Tuesday, December 17, 2013

Crock Pot Bourguignon

This is a great meal to make during the holidays for days when you're shopping and wrapping presents! - 37 Cooks

Crock Pot Bourguignon
by Willie
adapted from Julia Child’s Mastering the Art of French Cooking
(Sorry Julia, it wasn't even a French crockpot.)

4 ounces diced bacon

1 ounce olive oil
2 pounds chuck roast, cut into 2-inch cubes
1 sliced carrot
1/2 diced medium onion
1 teaspoon salt
1/2 teaspoon ground pepper
4 Tablespoons Kary's Dry Roux
1 cup water
1 bay leaf
2 cloves crushed garlic
1/2 teaspoon thyme
2 Tablespoons tomato paste
2 cups beef stock
1 medium onion, cut in half and quartered
1 cup Merlot or Cabernet red wine
1 pound sliced baby bella mushrooms

Brown bacon in olive oil in large heavy skillet.

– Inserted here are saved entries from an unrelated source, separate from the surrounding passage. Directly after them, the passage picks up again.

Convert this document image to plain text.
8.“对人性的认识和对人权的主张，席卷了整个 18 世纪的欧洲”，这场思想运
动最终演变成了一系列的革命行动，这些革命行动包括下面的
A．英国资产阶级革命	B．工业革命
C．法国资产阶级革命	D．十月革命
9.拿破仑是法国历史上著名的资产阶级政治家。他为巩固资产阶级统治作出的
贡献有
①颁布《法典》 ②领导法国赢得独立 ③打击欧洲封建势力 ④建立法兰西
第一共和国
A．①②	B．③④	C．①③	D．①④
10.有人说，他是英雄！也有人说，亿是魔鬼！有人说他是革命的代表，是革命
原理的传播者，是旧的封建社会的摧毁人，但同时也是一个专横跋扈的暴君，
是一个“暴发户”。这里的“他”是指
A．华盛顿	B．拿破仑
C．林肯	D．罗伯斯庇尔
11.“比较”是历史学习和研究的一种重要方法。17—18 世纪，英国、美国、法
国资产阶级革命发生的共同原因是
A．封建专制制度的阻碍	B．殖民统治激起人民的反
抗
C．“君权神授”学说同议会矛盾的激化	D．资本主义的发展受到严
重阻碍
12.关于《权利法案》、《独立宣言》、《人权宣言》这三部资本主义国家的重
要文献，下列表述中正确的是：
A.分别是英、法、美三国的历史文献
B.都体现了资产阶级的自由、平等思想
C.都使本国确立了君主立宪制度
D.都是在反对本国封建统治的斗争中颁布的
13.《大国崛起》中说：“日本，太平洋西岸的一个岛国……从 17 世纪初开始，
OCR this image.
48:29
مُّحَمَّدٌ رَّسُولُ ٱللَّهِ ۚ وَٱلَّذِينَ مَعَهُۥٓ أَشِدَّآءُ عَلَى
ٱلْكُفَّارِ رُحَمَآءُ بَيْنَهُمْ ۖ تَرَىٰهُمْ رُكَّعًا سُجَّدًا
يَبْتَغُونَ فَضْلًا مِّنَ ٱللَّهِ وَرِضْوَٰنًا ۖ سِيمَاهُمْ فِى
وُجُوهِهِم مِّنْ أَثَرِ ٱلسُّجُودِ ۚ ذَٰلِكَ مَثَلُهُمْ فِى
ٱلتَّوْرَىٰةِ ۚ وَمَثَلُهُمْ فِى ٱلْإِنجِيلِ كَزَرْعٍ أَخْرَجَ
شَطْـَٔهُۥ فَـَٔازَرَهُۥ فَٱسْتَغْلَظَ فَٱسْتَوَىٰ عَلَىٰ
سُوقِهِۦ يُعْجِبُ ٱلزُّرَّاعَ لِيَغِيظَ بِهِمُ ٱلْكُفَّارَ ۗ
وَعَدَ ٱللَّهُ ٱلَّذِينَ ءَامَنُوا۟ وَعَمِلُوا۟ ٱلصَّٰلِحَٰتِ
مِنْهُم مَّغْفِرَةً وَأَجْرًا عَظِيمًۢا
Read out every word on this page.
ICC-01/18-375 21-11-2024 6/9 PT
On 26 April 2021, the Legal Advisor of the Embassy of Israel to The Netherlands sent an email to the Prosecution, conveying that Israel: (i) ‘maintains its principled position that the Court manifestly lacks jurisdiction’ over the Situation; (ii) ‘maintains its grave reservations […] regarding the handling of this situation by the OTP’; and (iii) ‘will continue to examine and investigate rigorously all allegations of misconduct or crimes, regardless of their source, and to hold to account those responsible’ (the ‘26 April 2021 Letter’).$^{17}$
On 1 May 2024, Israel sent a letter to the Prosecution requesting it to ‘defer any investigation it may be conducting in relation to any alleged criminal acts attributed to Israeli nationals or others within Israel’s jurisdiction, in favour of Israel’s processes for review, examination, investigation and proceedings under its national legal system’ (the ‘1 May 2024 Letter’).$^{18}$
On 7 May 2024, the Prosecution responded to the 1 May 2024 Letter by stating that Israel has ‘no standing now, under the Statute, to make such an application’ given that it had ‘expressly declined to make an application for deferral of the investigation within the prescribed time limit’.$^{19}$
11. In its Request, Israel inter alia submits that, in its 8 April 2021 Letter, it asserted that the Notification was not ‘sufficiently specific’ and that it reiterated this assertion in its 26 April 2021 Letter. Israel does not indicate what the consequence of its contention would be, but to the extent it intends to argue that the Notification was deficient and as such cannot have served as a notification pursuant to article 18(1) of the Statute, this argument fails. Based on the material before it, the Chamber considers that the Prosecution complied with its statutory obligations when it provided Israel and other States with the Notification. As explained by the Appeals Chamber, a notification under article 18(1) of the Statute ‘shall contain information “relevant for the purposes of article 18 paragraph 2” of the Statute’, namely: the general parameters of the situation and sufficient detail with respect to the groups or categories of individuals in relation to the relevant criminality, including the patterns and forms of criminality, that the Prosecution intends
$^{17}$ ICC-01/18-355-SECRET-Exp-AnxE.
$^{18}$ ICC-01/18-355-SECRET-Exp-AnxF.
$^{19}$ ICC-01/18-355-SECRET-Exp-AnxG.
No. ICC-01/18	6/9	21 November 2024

Remove bacon and brown meat in oil. Remove and dry meat with paper towels. Brown carrot and onion in oil. Place bacon, meat, onions and carrots in a crock pot. Sprinkle in salt and pepper. Mix Kary's Dry Roux well with water and pour into crock pot. Add bay leaf, garlic, thyme and tomato paste. Cover mixture with beef stock. Cook in crock pot for 4 hours, or until meat is tender. Add quartered onion slices.

Heat wine in skillet over medium heat. Saute mushrooms in wine until darkened. Add wine and mushrooms to crock pot and mix well. Cook an additional 30 minutes. Remove bay leaf.

Serve over wide egg noodles or with rice.